Applications are being moved into containers to standardize the way they are delivered, making them faster and easier to ship. Enabling teams to push their software to production through a streamlined, automated process allows them to release more often. Smaller release cycles mean that teams can rapidly respond to issues and introduce new features in response to changing business environments and requirements.

Running Cloud-Based Applications

With applications moving to containers, the environments in which they run are becoming more nimble, from one-size-fits-all operating systems, to slimmed down operating systems optimized for running containers. Datacenters, too, are becoming more dynamic, progressing from hosting named in-house machines running specific applications toward the datacenter as an API model. With this approach, resources including servers and storage may be provisioned or de-provisioned on demand. Service discovery eliminates the need to know the hostname or even the location where instances are running—so applications no longer connect via hardwired connections to specific hosts by name, but can locate services dynamically by type or logical names instead, which makes it possible to decouple services and to spin up multiple instances on demand.

This means that deployments need not be static—instances can be scaled up or down as required to adjust to daily or seasonal peaks. For example, at 7 a.m. a service might be running with two or three instances to match low load with minimum redundancy. But by lunchtime, this might have been scaled up to eight instances during peak load with failover. By 7 p.m., it’s scaled down again to two instances and moved to a different geolocation.

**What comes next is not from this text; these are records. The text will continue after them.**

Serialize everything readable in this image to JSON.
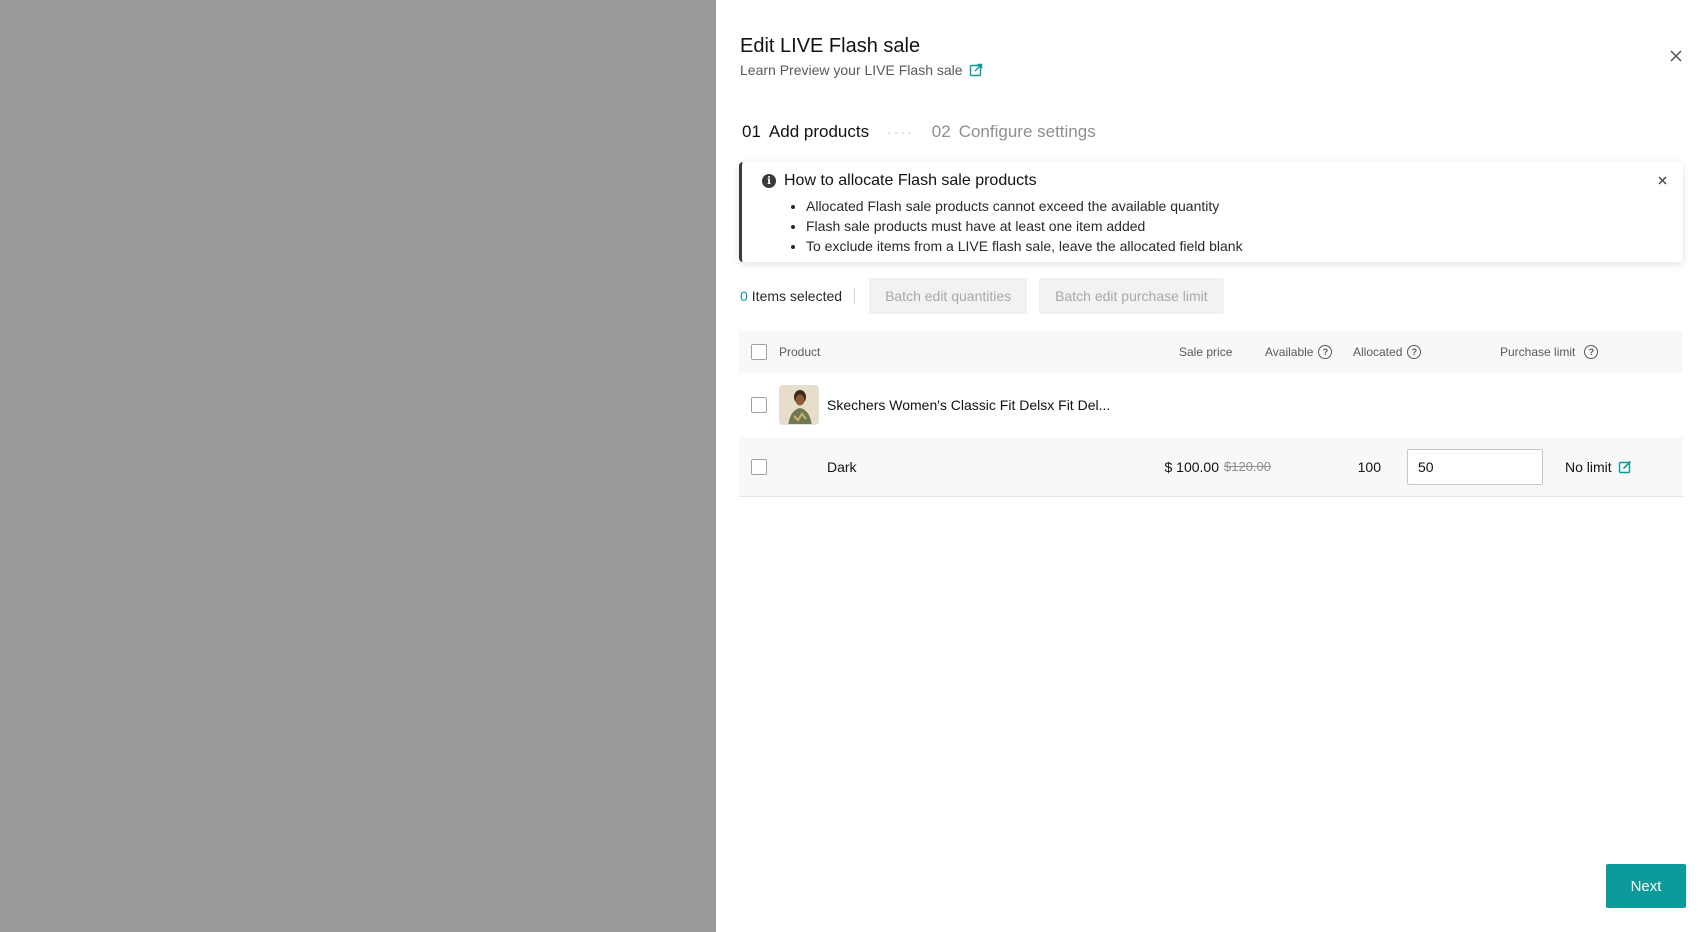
{
  "drawer": {
    "title": "Edit LIVE Flash sale",
    "subtitle": "Learn Preview your LIVE Flash sale"
  },
  "steps": [
    {
      "num": "01",
      "label": "Add products",
      "state": "active"
    },
    {
      "num": "02",
      "label": "Configure settings",
      "state": "inactive"
    }
  ],
  "notice": {
    "title": "How to allocate Flash sale products",
    "bullets": [
      "Allocated Flash sale products cannot exceed the available quantity",
      "Flash sale products must have at least one item added",
      "To exclude items from a LIVE flash sale, leave the allocated field blank"
    ]
  },
  "toolbar": {
    "selected_count": "0",
    "selected_label": "Items selected",
    "batch_quantities": "Batch edit quantities",
    "batch_limit": "Batch edit purchase limit"
  },
  "table": {
    "headers": {
      "product": "Product",
      "sale_price": "Sale price",
      "available": "Available",
      "allocated": "Allocated",
      "purchase_limit": "Purchase limit"
    },
    "product": {
      "name": "Skechers Women's Classic Fit Delsx Fit Del...",
      "variant": {
        "name": "Dark",
        "price": "$ 100.00",
        "original_price": "$120.00",
        "available": "100",
        "allocated": "50",
        "purchase_limit": "No limit"
      }
    }
  },
  "footer": {
    "next": "Next"
  },
  "colors": {
    "accent": "#0c9a9a",
    "overlay": "#999999"
  }
}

This operational agility enables businesses to make more efficient use of resources and reduce operational costs.

Cloud-Native Evolution

Businesses need to move fast to remain competitive: evolving toward cloud-native applications and adopting new best practices for developing, shipping, and running cloud-based applications, can empower businesses to deliver more functionality faster and cheaper, without sacrificing application reliability. But how are businesses preparing to move toward or already embracing cloud-native technologies and practices?

In 2016, the Cloud Platform Survey was conducted by O’Reilly Media in collaboration with Dynatrace to gain insight into how businesses are using cloud technologies, and learn their strategies for transitioning to the cloud.

There were 489 respondents, predominantly from the North America and European Information Technology sector. The majority of respondents identified as software developers, software/cloud architects, or as being in IT operations roles. Refer to Appendix A for a more detailed demographic breakdown of survey respondents.

94 percent of the survey respondents anticipate migrating to cloud technologies within the next five years (see Figure 1-1), with migration to a public cloud platform being the most popular strategy (42 percent).

Chart of responses to Q1
Figure 1-1. Cloud strategy within the next five years

The book summarizes the responses to the Cloud Platform Survey as well as insight that Dynatrace has gained from speaking with companies at different stages of evolution. An example of one such company is Banco de Crédito del Perú, described in Appendix B.

Based on its experience, Dynatrace identifies three stages that businesses transition through on their journey toward cloud-native, with each stage building on the previous and utilizing additional cloud-native services and features:

  • Stage 1: continuous delivery

  • Stage 2: beginning of microservices

  • Stage 3: dynamic microservices

How to Read This Book

This book is for engineers and managers who want to learn more about cutting-edge practices, in the interest of going cloud-native. You can use this as a maturity framework for gauging how far along you are on the journey to cloud-native practices, and you might find useful patterns for your teams. For every stage of evolution, case studies show where the rubber hits the road: how you can tackle problems that are both technical and cultural.